Kom, vertel eens een gruwelsprookje
GUZEL JACHINA Ook haar tweede roman belicht een groot historisch drama.
De tijd lijkt stil te staan in het dorp Gnadenthal aan de oevers van de Wolga. Ook wat dat betreft leest Wolgakinderen, de zich in Midden-Rusland afspelende tweede roman van de Russisch-Tataarse Guzel Jachina (1977), als een sprookje. En toch loopt op een gegeven moment alles uit de hand. Alsof die stilstand zich wreekt en de hoofdpersonages niet aan de wrede werkelijkheid mogen ontkomen.
In Gnadenthal wonen bijgelovige Duitse kolonisten, die nog altijd het dialect van hun voorouders spreken en het Russisch nauwelijks beheersen. Ze heten Wagner, Balzer, Böll of Händel. Eind achttiende eeuw zijn ze met honderdduizenden naar het tsarenrijk gelokt. Er was hun een paradijs beloofd, maar de realiteit bleek een onophoudelijk gevecht met de elementen te zijn. Toch zijn hun huizen goed onderhouden, zit op zondag iedereen in de kerk en gaan de kinderen naar school bij een Goethe-minnende Schulmeister. De buitenwereld bereikt het dorp hoogstens via een per boot bezorgde krant, waarin om de zoveel jaar staat dat Rusland een nieuwe tsaar heeft.

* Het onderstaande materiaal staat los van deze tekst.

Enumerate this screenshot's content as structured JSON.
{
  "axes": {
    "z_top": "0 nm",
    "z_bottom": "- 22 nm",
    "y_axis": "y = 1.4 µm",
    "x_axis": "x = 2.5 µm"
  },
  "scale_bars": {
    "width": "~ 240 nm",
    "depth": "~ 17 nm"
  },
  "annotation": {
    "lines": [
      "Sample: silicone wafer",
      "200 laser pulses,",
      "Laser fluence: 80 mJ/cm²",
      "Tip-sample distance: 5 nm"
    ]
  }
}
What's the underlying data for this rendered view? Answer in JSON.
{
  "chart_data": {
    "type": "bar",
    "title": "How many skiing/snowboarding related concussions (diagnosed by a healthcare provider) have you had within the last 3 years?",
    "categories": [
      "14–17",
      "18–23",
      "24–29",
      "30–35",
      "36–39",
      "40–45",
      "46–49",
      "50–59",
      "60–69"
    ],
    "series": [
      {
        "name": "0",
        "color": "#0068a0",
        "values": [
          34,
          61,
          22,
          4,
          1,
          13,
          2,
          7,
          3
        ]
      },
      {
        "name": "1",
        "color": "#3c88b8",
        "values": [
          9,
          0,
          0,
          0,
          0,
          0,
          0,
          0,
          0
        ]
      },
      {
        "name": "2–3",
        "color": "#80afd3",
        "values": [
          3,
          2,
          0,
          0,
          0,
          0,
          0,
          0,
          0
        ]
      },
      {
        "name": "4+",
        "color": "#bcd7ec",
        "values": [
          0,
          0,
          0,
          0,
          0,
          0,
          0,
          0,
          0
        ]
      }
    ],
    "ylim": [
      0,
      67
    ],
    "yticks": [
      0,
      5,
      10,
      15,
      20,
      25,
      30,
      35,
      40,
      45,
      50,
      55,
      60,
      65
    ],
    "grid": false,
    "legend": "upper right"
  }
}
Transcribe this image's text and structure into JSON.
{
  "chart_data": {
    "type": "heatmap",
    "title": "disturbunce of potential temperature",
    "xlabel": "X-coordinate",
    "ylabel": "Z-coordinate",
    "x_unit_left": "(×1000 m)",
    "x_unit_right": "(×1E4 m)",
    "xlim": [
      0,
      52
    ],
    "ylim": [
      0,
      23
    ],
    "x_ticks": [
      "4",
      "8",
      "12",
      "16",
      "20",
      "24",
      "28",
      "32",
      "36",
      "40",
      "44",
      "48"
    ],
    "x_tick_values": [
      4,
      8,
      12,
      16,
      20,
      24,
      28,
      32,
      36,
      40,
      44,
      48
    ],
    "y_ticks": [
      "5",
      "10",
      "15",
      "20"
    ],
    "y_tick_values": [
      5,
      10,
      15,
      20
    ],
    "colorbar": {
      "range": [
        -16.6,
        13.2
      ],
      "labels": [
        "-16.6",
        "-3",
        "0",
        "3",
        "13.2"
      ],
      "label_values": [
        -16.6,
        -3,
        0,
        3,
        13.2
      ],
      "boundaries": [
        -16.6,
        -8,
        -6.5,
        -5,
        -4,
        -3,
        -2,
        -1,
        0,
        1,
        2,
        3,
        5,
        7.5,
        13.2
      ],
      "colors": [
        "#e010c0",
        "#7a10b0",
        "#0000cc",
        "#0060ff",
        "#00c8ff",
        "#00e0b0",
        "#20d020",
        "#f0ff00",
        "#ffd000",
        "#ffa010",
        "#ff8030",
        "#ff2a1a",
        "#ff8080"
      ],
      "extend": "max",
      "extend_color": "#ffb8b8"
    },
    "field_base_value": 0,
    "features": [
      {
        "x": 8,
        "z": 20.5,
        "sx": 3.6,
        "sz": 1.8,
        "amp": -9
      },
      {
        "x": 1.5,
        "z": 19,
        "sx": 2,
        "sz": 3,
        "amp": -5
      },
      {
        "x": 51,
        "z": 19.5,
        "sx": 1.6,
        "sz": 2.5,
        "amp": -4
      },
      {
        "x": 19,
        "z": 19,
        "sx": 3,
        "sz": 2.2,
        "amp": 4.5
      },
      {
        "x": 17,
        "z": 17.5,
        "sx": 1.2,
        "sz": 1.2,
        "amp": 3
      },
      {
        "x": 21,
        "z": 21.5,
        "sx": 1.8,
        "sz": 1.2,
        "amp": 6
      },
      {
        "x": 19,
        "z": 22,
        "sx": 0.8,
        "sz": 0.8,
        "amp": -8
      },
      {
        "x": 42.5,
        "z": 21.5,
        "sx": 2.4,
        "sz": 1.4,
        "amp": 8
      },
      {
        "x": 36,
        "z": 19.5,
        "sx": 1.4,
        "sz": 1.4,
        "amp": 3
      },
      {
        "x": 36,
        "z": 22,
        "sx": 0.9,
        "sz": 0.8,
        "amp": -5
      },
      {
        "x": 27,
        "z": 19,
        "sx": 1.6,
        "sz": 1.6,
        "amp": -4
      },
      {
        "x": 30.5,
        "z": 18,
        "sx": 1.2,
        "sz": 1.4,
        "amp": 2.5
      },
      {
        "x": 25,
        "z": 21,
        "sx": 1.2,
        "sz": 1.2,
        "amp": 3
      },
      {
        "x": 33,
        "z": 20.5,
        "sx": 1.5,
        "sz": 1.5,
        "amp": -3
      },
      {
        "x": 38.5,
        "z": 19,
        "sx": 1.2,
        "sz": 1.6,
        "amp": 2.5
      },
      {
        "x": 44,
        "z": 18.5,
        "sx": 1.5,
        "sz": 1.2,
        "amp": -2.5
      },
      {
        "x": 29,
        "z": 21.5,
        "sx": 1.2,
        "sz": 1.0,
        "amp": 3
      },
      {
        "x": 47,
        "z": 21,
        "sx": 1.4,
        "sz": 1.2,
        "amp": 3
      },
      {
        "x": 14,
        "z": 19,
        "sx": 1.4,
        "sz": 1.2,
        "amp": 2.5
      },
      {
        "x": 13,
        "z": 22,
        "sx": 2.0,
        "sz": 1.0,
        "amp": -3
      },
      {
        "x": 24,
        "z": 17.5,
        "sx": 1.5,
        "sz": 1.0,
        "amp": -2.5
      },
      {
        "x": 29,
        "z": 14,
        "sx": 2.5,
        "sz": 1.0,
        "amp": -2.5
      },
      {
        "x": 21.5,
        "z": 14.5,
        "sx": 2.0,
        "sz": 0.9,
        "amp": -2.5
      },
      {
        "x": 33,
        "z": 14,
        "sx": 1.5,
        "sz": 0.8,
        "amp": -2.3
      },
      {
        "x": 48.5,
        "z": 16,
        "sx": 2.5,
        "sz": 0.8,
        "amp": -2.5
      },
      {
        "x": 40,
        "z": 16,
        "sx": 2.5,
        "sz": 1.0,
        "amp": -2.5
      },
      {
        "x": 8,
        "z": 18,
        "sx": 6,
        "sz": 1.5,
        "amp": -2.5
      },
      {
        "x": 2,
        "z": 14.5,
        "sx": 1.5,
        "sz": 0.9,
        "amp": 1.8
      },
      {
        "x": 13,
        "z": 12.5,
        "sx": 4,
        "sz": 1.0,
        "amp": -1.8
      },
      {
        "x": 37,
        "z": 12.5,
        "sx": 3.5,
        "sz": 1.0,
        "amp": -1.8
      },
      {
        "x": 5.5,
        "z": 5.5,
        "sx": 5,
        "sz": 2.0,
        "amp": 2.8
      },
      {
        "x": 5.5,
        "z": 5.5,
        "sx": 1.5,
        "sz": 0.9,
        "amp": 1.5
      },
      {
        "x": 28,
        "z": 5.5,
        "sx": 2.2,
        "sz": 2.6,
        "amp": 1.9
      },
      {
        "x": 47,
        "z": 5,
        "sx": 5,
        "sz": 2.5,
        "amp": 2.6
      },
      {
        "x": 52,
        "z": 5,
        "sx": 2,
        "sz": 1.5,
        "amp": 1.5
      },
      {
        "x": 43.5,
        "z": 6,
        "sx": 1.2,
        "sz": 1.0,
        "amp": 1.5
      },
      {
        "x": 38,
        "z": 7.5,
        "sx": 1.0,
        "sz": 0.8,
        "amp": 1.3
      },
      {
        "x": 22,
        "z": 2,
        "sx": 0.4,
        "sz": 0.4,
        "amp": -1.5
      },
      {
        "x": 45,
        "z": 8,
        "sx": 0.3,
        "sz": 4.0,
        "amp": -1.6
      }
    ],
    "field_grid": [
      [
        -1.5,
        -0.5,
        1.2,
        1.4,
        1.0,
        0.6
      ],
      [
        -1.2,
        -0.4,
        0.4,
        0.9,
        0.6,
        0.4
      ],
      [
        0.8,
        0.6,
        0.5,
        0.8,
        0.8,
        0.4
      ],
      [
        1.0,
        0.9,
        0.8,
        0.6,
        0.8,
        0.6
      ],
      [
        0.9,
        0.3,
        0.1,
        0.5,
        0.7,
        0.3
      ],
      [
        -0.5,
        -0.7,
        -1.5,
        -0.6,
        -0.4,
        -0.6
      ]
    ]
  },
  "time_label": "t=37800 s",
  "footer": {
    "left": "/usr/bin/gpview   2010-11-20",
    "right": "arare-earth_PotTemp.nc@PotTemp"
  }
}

Die Schulmeister, Jakob Bach, is de hoofdpersoon in Wolgakinderen, dat voor wat het betoverende verhaal, de poëtische stijl en de schitterende vertaling van Arthur Langeveld betreft niet onderdoet voor Jachina’s internationaal geprezen debuut Zulajka opent haar ogen (2017). Ging het in die roman over de door Stalin gelaste deportatie van Tataarse boeren naar Siberië aan de hand van de lotgevallen van een jonge vrouw, Wolgakinderen is het relaas van de vernietiging van een andere minderheid: de Wolga-Duitsers. En opnieuw weet Jachina je vijfhonderd bladzijden lang mee te sleuren in een uitgesponnen verhaal over een groot historisch drama.
Duitse les
Op een dag wordt Bach door een herenboer, die op de andere, hoge, Wolga-oever woont, gevraagd of hij zijn bijna 17-jarige dochter Klara les in het Hoogduits wil geven, zodat ze in Duitsland een geschikte huwelijkspartij kan vinden. Bach stemt in met het voorstel en laat zich dagelijks naar de hoge oever roeien.
Tijdens die lessen wordt hij, om Klara niet tot ‘zonde’ te verleiden, door een kamerscherm van haar gescheiden, wat de intimiteit alleen maar bevordert. Klara’s ontwikkeling is minimaal, lezen en schrijven kan ze amper. Wel kent ze allerlei gruwelsprookjes, die ze in haar dialect vertelt. Op zijn beurt leest Bach liefdesverzen van Goethe en Schiller met haar.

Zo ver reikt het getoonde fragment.